A successful BDS resolution vote at Columbia University similarly demanded that the school “divest its stocks, funds, and endowment from companies that profit from or engage in the State of Israel’s acts toward Palestinians that, according to Columbia University Apartheid Divest (CUAD), fall under the United Nations International Convention of the Suppression and Punishment of the Crime of Apartheid.”
And, most recently, in November at San Francisco State University (SFSU), a perennial hotbed of anti-Israel agitation, a resolution promoted by the radical group General Union of Palestine Students was passed and called on the University to divest from a list of some 100 companies “that benefit from Israeli Occupation, racism, and colonialism” in Israeli settlements in Judea and Samaria. “[T]hese investments harm San Francisco State’s Palestinian, Arab, Muslim students,” the resolution read, “many of whom have families who currently live under Israeli occupation, or are descendants of Palestinians who have been killed or forcibly relocated as a result of Israel’s occupation of Palestine.”
SFSU President Lynn Mahoney was quick to announce that the school, while recognizing the good intentions with which the resolution was created, could not ultimately honor the goals of the resolution. “I . . . fundamentally disagree with the premise that a single geopolitical issue can serve as a proxy against which to measure an institution’s commitment to human rights,” she wrote in a letter to the Associated Students Board of Directors explaining her decision, and “I regret that the resolution flattens an incredibly complex historical and current geopolitical issue into misleading binaries.” In rejecting the call for divestment, Mahoney followed what is a familiar pattern where radical student groups push a resolution through student governments, there is extensive and sometimes furious debate about the virtues of the bill, and the resolution is either passed or voted down.
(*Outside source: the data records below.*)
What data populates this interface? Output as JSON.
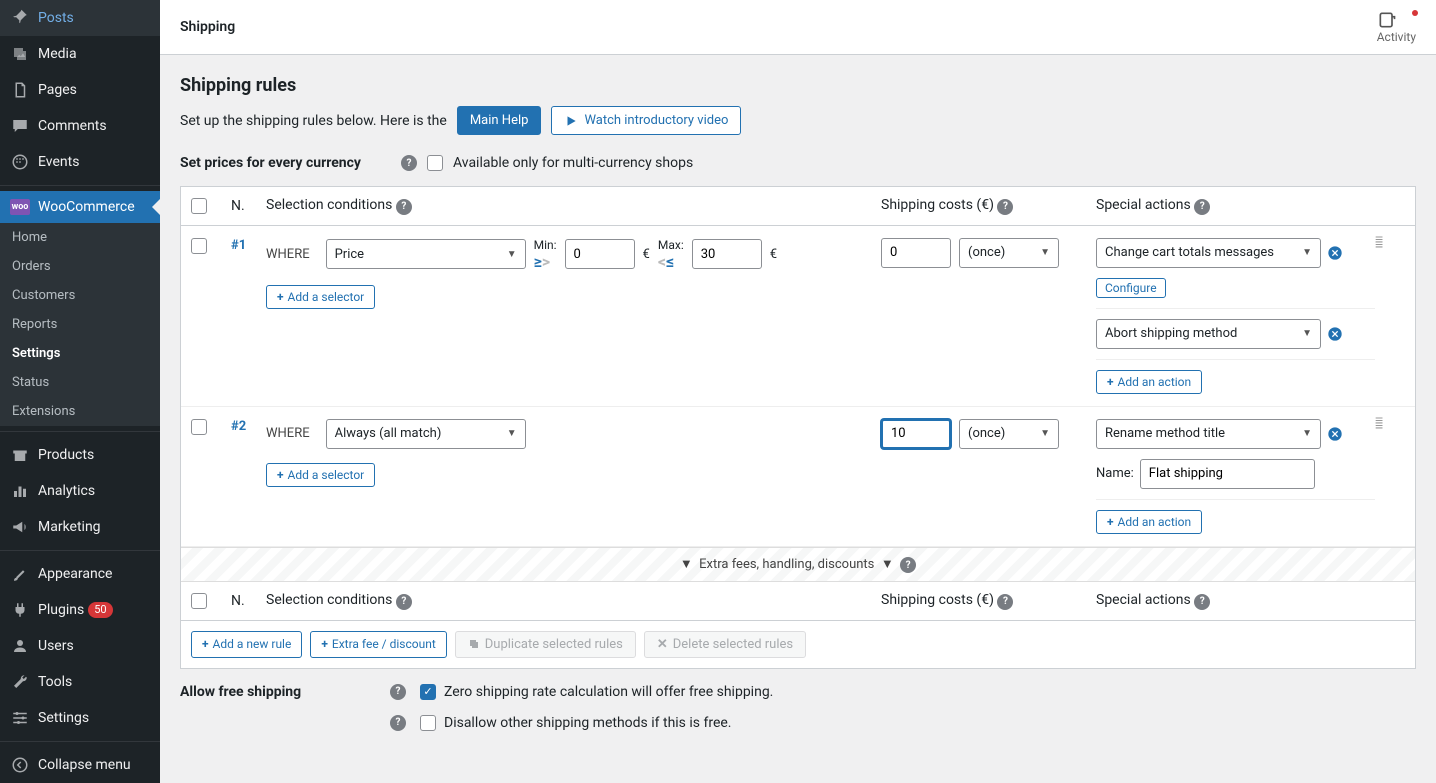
{
  "sidebar": {
    "items": [
      {
        "label": "Posts"
      },
      {
        "label": "Media"
      },
      {
        "label": "Pages"
      },
      {
        "label": "Comments"
      },
      {
        "label": "Events"
      }
    ],
    "woo": {
      "label": "WooCommerce"
    },
    "wooSub": [
      {
        "label": "Home"
      },
      {
        "label": "Orders"
      },
      {
        "label": "Customers"
      },
      {
        "label": "Reports"
      },
      {
        "label": "Settings"
      },
      {
        "label": "Status"
      },
      {
        "label": "Extensions"
      }
    ],
    "items2": [
      {
        "label": "Products"
      },
      {
        "label": "Analytics"
      },
      {
        "label": "Marketing"
      }
    ],
    "items3": [
      {
        "label": "Appearance"
      },
      {
        "label": "Plugins",
        "badge": "50"
      },
      {
        "label": "Users"
      },
      {
        "label": "Tools"
      },
      {
        "label": "Settings"
      }
    ],
    "collapse": "Collapse menu"
  },
  "topbar": {
    "title": "Shipping",
    "activity": "Activity"
  },
  "content": {
    "title": "Shipping rules",
    "intro": "Set up the shipping rules below. Here is the",
    "mainHelp": "Main Help",
    "watchVideo": "Watch introductory video",
    "setPrices": "Set prices for every currency",
    "multiCurrency": "Available only for multi-currency shops",
    "headers": {
      "n": "N.",
      "selection": "Selection conditions",
      "shipping": "Shipping costs (€)",
      "special": "Special actions"
    },
    "rules": [
      {
        "n": "#1",
        "where": "WHERE",
        "selector": "Price",
        "minLabel": "Min:",
        "minVal": "0",
        "maxLabel": "Max:",
        "maxVal": "30",
        "cur": "€",
        "cost": "0",
        "freq": "(once)",
        "actions": [
          {
            "type": "select",
            "value": "Change cart totals messages",
            "extra": "Configure"
          },
          {
            "type": "select",
            "value": "Abort shipping method"
          }
        ]
      },
      {
        "n": "#2",
        "where": "WHERE",
        "selector": "Always (all match)",
        "cost": "10",
        "costFocused": true,
        "freq": "(once)",
        "actions": [
          {
            "type": "select",
            "value": "Rename method title",
            "nameLabel": "Name:",
            "nameValue": "Flat shipping"
          }
        ]
      }
    ],
    "addSelector": "Add a selector",
    "addAction": "Add an action",
    "extraFees": "Extra fees, handling, discounts",
    "footer": {
      "addRule": "Add a new rule",
      "extraFee": "Extra fee / discount",
      "duplicate": "Duplicate selected rules",
      "delete": "Delete selected rules"
    },
    "freeShipping": {
      "label": "Allow free shipping",
      "opt1": "Zero shipping rate calculation will offer free shipping.",
      "opt2": "Disallow other shipping methods if this is free."
    }
  }
}
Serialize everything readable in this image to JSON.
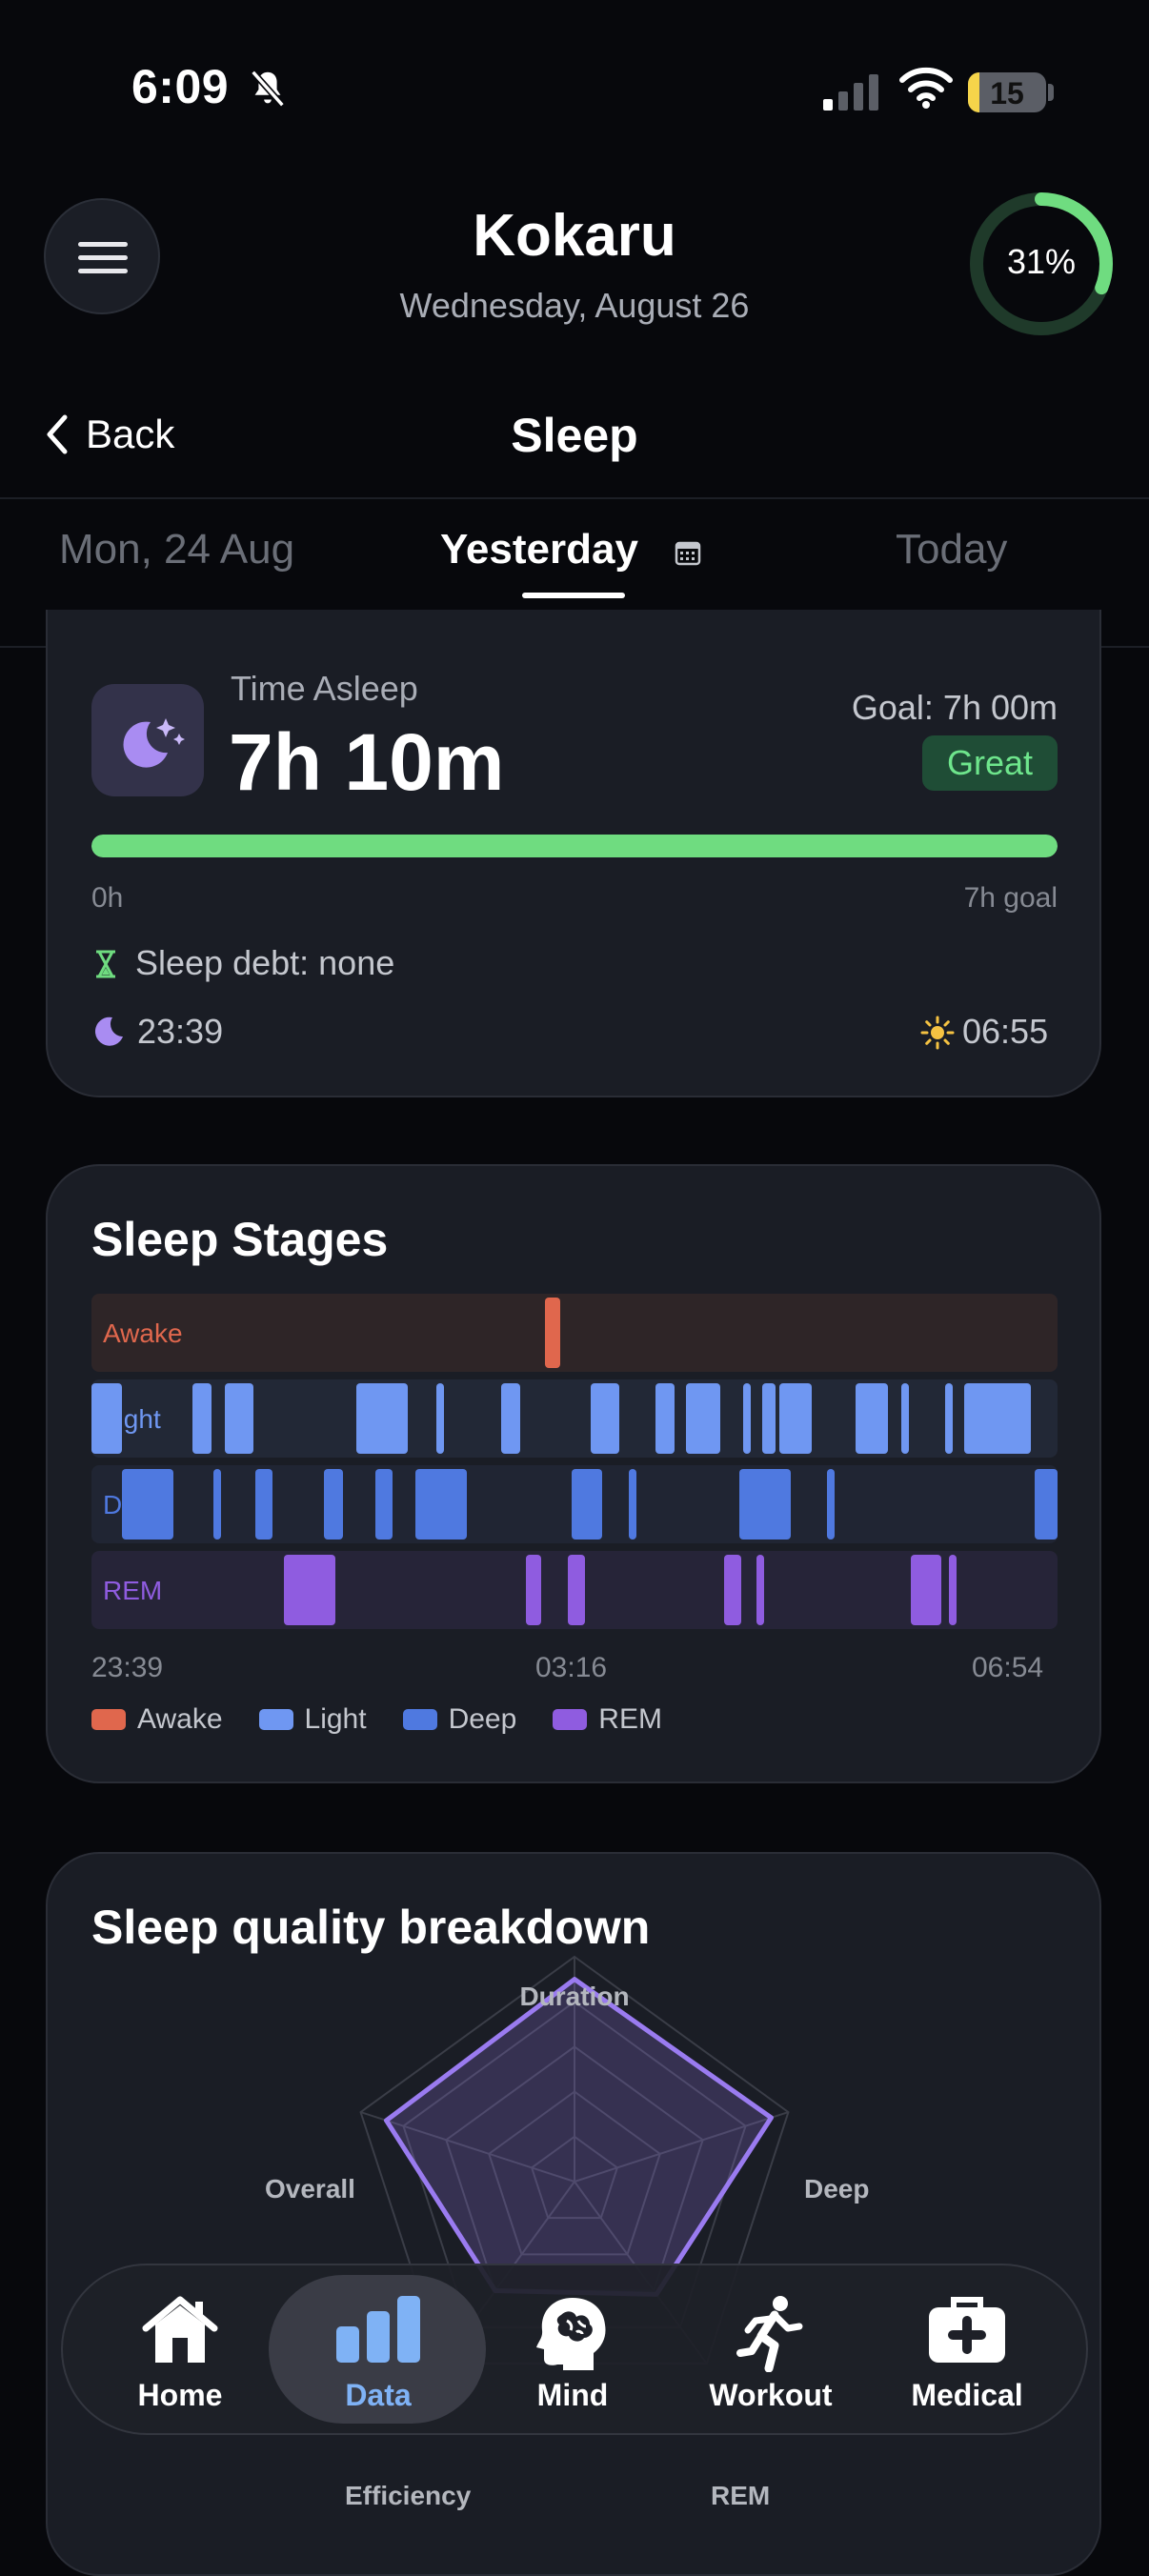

And when passed, as in the case of SFSU, the university’s administration, in almost all cases, refuses to accede to requests for divestment or boycotts—regardless of how successful the student vote.
So the question, then, is: why do campus radicals repeatedly promote these resolutions, knowing that it is likely that, even when successful, the votes will not lead to actual divestment?
The answer is that BDS resolutions serve a dark purpose regardless of whether or not they are successfully voted on and acted on by the respective universities. By repeating the campaign’s calumnies, libels, and historical distortions against Israel, it is thought, a universal loathing of the state will gradually evolve, an objective clearly stated by the divestment effort’s proponents. Whether or not actual divestment takes place is of secondary concern; the repeated, unrelenting, often vitriolic condemnation of Israel and Zionism is the principal goal.
As it happens, there is a common denominator of BDS activities on campus, along with the resultant discomfort felt by Jewish students as a result of unrelenting anti-Israel, anti-Zionist, and sometimes anti-Semitic activism endemic to the BDS campaign and its facilitators: the presence on campus of anti-Israel professors and the some of the departments in which they teach and direct programs. In fact, reports by the AMCHA Initiative, a group that monitors more than 400 college campuses across the U.S. for anti-Semitic activity, have revealed that the presence of activist anti-Israel professors on a campus is directly linked to BDS activity and “that schools with faculty who support an academic boycott of Israel are five times more likely to have acts of anti-Jewish aggression, including assault, harassment and vandalism.”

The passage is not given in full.